Anggaran riset paling kecil

Masalah lain dalam penelitian kita adalah persoalan anggaran, yang masih sangat terbatas alokasinya, disamping pertanggungjawban anggaran riset dari pemerintah yang sangat birokratik dan menyulitkan peneliti. Dana penelitian yang tersedia juga sangat terbatas, dan sebagian besar dosen atau peneliti hanya bisa mengakses sumber dana penelitian yang sangat kecil. Hanya sebagian kecil peneliti bisa memanfaatkan sumber dana riset yang besar, seperti dari korporasi ataupun lembaga internasional, sehingga bisa melaksanakan penelitian yang lebih serius.

Relatif kecilnya anggaran riset di tanah air ini bisa dilihat dari rasio anggaran riset dan pengembangan (R&D) terhadap Produk Domestik Bruto (PDB). Untuk Indonesia rasio anggaran riset terhadap PDB tersebut sejak sepuluh tahun terakhir ini hanya berkisar pada besaran 0,08 persen. Angka ini jauh dari batasan yang ideal, yakni satu persen dari PDB. Data Wikipedia menunjukkan dari 72 negara yang ditampilkan datanya untuk tahun 2010, rasio dana riset terhadap PDB Indonesia merupakan yang terkecil (bersama Aljazair) sebesar hanya 0,07%.

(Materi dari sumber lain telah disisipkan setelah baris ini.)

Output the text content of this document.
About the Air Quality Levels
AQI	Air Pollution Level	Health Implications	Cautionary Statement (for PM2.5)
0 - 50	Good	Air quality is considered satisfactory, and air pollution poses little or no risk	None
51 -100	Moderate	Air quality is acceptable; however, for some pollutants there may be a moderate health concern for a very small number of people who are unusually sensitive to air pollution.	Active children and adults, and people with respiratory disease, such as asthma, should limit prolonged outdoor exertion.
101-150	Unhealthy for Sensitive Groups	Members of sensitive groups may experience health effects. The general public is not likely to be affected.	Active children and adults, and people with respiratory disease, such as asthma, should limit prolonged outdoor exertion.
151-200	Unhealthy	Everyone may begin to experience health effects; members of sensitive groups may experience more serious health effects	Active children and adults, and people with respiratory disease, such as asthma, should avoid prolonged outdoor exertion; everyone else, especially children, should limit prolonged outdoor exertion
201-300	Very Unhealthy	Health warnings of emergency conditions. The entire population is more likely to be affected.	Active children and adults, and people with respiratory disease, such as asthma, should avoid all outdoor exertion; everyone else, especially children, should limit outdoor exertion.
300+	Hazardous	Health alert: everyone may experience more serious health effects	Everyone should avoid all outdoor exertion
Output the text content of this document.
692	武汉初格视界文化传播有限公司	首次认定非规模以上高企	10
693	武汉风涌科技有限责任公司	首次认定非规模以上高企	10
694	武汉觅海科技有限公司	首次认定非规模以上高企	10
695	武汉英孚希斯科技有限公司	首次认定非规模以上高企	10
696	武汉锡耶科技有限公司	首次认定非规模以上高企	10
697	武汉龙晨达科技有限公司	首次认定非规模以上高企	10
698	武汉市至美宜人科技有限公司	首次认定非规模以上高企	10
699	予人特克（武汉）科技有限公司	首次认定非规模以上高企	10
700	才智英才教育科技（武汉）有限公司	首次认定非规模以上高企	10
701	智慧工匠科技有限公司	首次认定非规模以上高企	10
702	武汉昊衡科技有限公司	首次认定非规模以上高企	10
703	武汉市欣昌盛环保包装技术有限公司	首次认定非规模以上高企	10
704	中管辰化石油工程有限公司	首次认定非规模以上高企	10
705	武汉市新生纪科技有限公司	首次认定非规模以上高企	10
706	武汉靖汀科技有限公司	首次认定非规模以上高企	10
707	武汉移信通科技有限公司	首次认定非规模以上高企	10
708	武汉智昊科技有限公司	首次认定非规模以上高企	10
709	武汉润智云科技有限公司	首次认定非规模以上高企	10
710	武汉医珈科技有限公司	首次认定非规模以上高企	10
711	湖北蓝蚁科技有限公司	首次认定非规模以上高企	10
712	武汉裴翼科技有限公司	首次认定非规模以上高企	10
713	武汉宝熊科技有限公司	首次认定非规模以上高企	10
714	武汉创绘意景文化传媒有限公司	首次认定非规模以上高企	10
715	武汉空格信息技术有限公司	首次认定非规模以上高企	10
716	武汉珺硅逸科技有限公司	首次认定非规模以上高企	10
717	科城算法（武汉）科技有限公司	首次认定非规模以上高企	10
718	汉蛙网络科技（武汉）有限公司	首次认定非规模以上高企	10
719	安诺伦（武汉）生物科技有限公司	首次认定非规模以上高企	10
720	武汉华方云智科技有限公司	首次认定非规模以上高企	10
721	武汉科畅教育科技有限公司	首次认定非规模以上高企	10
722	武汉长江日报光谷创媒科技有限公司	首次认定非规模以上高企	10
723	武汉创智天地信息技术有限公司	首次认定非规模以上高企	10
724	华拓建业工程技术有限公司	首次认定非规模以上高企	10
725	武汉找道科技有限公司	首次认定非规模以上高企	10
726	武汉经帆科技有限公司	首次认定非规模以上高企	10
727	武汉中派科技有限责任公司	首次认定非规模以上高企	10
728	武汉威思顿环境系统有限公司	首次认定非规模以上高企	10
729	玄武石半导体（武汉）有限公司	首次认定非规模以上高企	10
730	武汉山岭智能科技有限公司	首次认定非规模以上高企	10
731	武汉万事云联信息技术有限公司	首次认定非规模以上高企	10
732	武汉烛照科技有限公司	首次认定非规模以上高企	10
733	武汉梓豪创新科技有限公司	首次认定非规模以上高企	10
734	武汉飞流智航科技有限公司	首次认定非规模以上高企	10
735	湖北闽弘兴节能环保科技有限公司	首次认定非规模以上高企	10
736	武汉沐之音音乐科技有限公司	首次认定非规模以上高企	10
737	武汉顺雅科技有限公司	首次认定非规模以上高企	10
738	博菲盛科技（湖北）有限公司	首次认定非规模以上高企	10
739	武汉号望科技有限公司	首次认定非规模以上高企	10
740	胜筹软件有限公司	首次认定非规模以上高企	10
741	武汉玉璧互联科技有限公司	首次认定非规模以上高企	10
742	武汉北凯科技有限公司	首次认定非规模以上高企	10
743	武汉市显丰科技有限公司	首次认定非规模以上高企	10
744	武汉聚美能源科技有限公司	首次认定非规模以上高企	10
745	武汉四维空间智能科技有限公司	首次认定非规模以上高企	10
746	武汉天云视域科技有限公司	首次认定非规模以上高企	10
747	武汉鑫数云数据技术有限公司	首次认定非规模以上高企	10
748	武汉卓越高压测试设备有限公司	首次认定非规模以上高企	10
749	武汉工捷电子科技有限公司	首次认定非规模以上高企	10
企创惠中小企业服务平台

Sekedar perbandingan untuk tahun yang sama India sebesar 0,9%, Jepang 3,67% Singapura 2,2%, Malaysia 0,63%, Thailand 0,25%, Vietnam 0,19%, Tiongkok 2,08%, Sudan 0,23%, Saudi Arabia 0,25%, Azerbaijan 0,17%, Uganda 0,13%, Swedia 3,35, hingga yang tertinggi Korea selatan sebesar 3,3%. Padahal secara umum ada relasi yang erat antara pengeluaran dana riset suatu negara dengan kemajuan suatu bangsa. Hal ini bisa difahami mengingat temuan-temuan riset yang dilakukan secara sungguh-sungguh bisa digunakan untuk menjawab persoalan-persoalan yang dihadapi secara riel oleh Bangsa tersebut. Lebih dari itu, rencana-rencana riset sejak awal sebagian memang sudah diarahkan untuk menjawab policy questions yang dibutuhkan oleh pemerintah maupun dunia usaha atau industrinya.

Kecilnya anggaran penelitian, yang berakibat rendahnya pendapatan peneliti, telah menyebabkan para dosen lebih senang mengajar dari pada meneliti. Penelitian hanya dilakukan sekedar memenhui kewajiban untuk naik pangkat. Untungnya sejak beberapa tahun terakhir terlihat ada usaha cukup serius untuk mengoptimalkan dana penelitian yang terbatas dengan optimalisasi kemanfaatan riset-riset yang dilakukan. Kementerian Ristek-Dikti (d/h Kemendikbud), telah mewajibkan para dosen yang akan mengajukan kenaikan pangkat untuk menghasilkan karya penelitian yang dipublikasikan pada jurnal ilmiah. Lebih-lebih bagi yang ingin mengajukan kenaikan pangkat ke Guru Besar atau Professor, mereka harus memiliki paling tidak satu karya penelitian yang dipublikasikan pada jurnal internasional bereputasi. Kebijakan ini bukan saja membantu diseminasi temuan-temuan penelitian yang dilakukan sehingga menjadi lebih bermanfaat, namun juga secara tidak langsung meningkatkan kualitas penelitian yang akan dipublikasikan.